In a first for the Pacific, United States President Joe Biden will visit Papua New Guinea, the PNG government has announced.
Biden and Indian Prime Minister Narendra Modi will attend the Forum for India-Pacific Islands Cooperation in Port Moresby on May 22.
Biden will become the first sitting US president in recent history to visit a Pacific nation, excluding US territories.
The visit comes amid calls for Washington to accelerate its diplomatic ties with the Pacific in the face of Chinese competition with President Xi Jinping, who toured PNG in 2018.
PNG is the world’s third-largest island nation with a population of close to 10 million, according to the World Bank.
Biden and Modi are also expected to attend the Quad Summit with Australian Prime Minister Anthony Albanese and Japanese Prime Minister Fumio Kishida in Sydney on May 24.
The US embassy in Port Moresby has yet to confirm Biden’s visit but PNG Prime Minister James Marape said in a statement on Monday: “PNG is ready to host Biden and Modi in the biggest country in the Pacific.
“It is also a ‘going forward’ futuristic meeting of global superpowers.
“PNG and the Pacific cannot be ignored and with our combined forests and seas, we have the world’s greatest carbon sink, and the biggest sea and airspace on Earth.”
Biden’s visit also comes amid concerns China is pushing ahead with new plans to maintain its power and presence in the Pacific despite the US and its allies gaining ground in the battle for dominance in the region.

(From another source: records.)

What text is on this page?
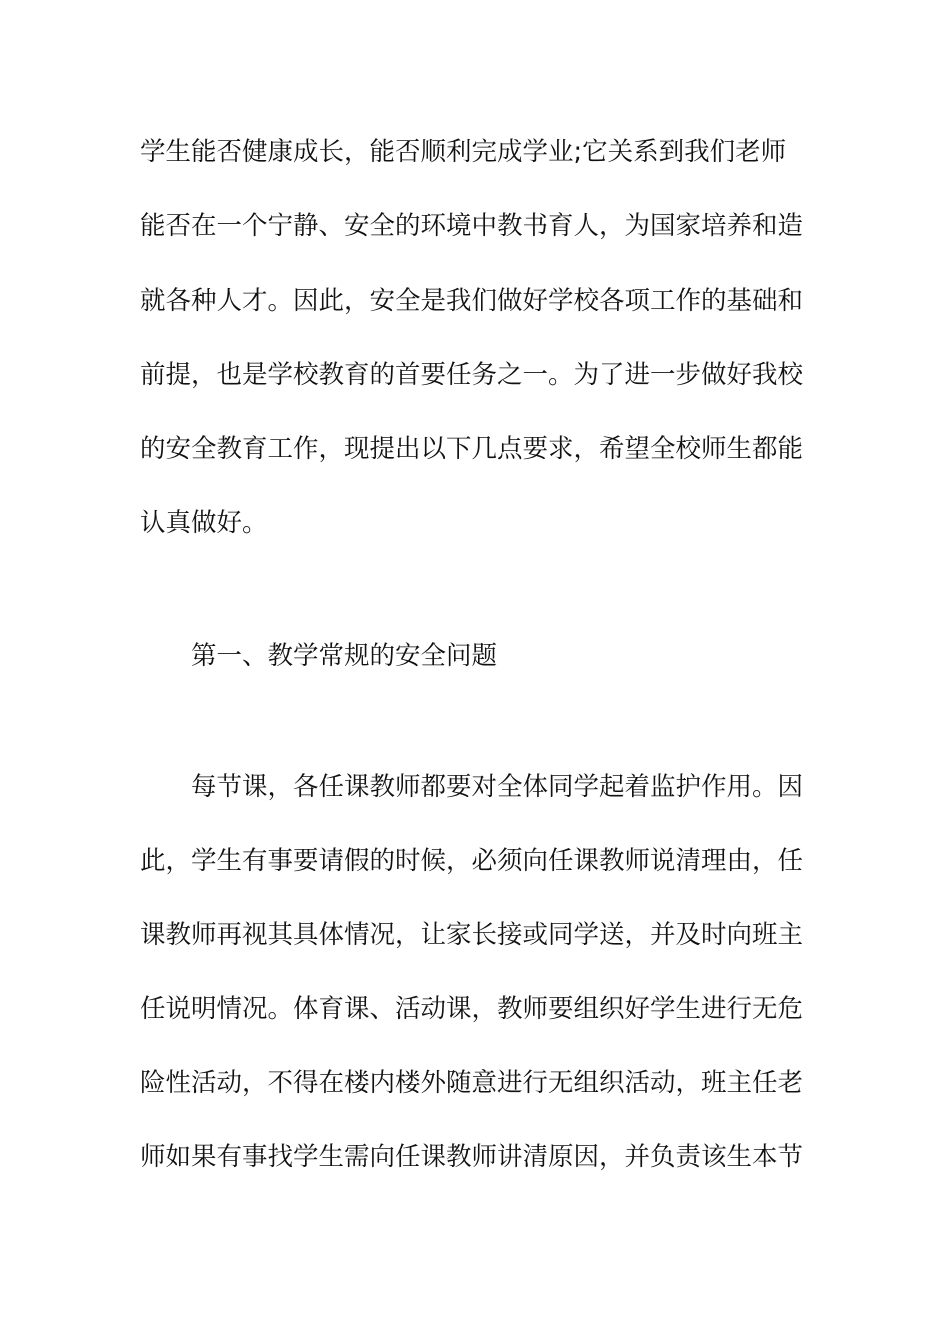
学生能否健康成长，能否顺利完成学业;它关系到我们老师
能否在一个宁静、安全的环境中教书育人，为国家培养和造
就各种人才。因此，安全是我们做好学校各项工作的基础和
前提，也是学校教育的首要任务之一。为了进一步做好我校
的安全教育工作，现提出以下几点要求，希望全校师生都能
认真做好。
第一、教学常规的安全问题
每节课，各任课教师都要对全体同学起着监护作用。因
此，学生有事要请假的时候，必须向任课教师说清理由，任
课教师再视其具体情况，让家长接或同学送，并及时向班主
任说明情况。体育课、活动课，教师要组织好学生进行无危
险性活动，不得在楼内楼外随意进行无组织活动，班主任老
师如果有事找学生需向任课教师讲清原因，并负责该生本节
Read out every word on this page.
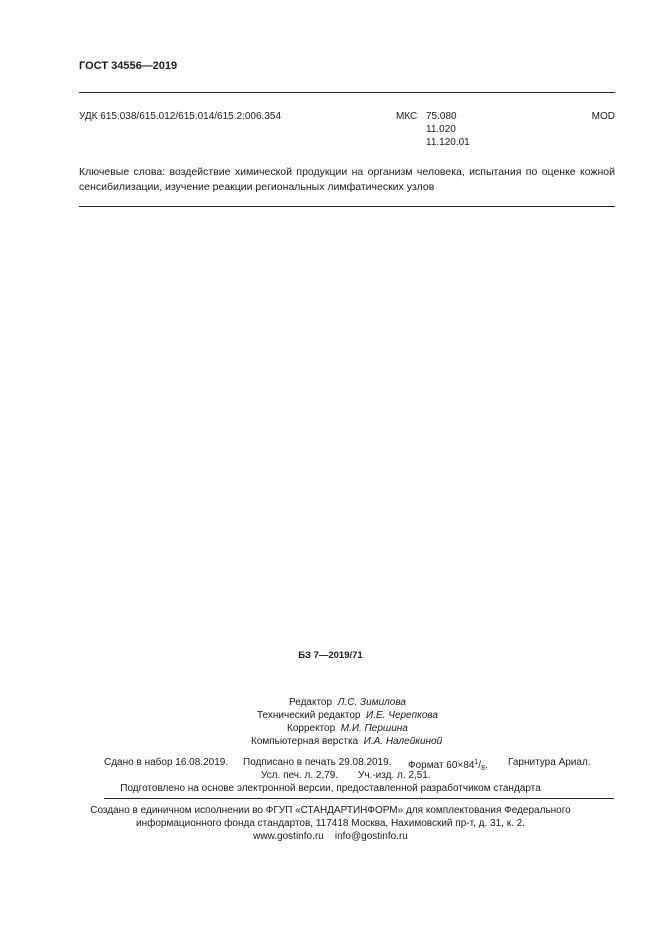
ГОСТ 34556—2019
УДК 615.038/615.012/615.014/615.2:006.354	МКС 75.080
11.020
11.120.01
MOD
Ключевые слова: воздействие химической продукции на организм человека, испытания по оценке кожной сенсибилизации, изучение реакции региональных лимфатических узлов
БЗ 7—2019/71
Редактор Л.С. Зимилова
Технический редактор И.Е. Черепкова
Корректор М.И. Першина
Компьютерная верстка И.А. Налейкиной
Сдано в набор 16.08.2019. Подписано в печать 29.08.2019. Формат $60\times 84^1/_8$. Гарнитура Ариал.
Усл. печ. л. 2,79. Уч.-изд. л. 2,51.
Подготовлено на основе электронной версии, предоставленной разработчиком стандарта
Создано в единичном исполнении во ФГУП «СТАНДАРТИНФОРМ» для комплектования Федерального
информационного фонда стандартов, 117418 Москва, Нахимовский пр-т, д. 31, к. 2.
www.gostinfo.ru info@gostinfo.ru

In April 2022, Beijing signed a security deal with the Solomon Islands which allows Solomons’ Prime Minister Manasseh Sogavare to call on China at any time for defence and policing assistance.
Marape’s office confirmed Biden would stop in Port Moresby for three hours on his way from a G7 meeting in Japan to attend the Quadrilateral Security Dialogue – Quad leaders meeting – in Australia.
“Marape has been invited to visit Beijing later this year,” the PM’s office said in a statement.
US diplomat Joseph Yun said President Biden would be warmly welcomed in Port Moresby.
Yun, a special presidential envoy who led the renegotiation of the Compact of Free Association agreements with three Pacific nations, told a media conference in Washington on Saturday that it was a “good thing when heads of states get engaged on new issues”.
COFA deals grant the US military basing rights in the Federated States of Micronesia (FSM), Palau and the Marshall Islands in exchange for economic support and security.
The agreements are set to expire this year and propose an extension of more than US$7 billion (NZ$11.4b) over 20 years to the three Pacific nations.
But this will all depend on the Republicans approving Biden’s Budget, experts say, with the US Congress debating the Democrats’ foreign aid policy.
US foreign aid includes a US$800 million (NZ$1.34b) economic assistance package to the Pacific island nations.
In September last year, Biden hosted more than a dozen Pacific leaders and envoys at the White House and pledged the funding in his Pacific Partnership Strategy.
Yun said while he was optimistic Congress would approve Biden’s foreign aid policy, there was still “some hard work ahead”.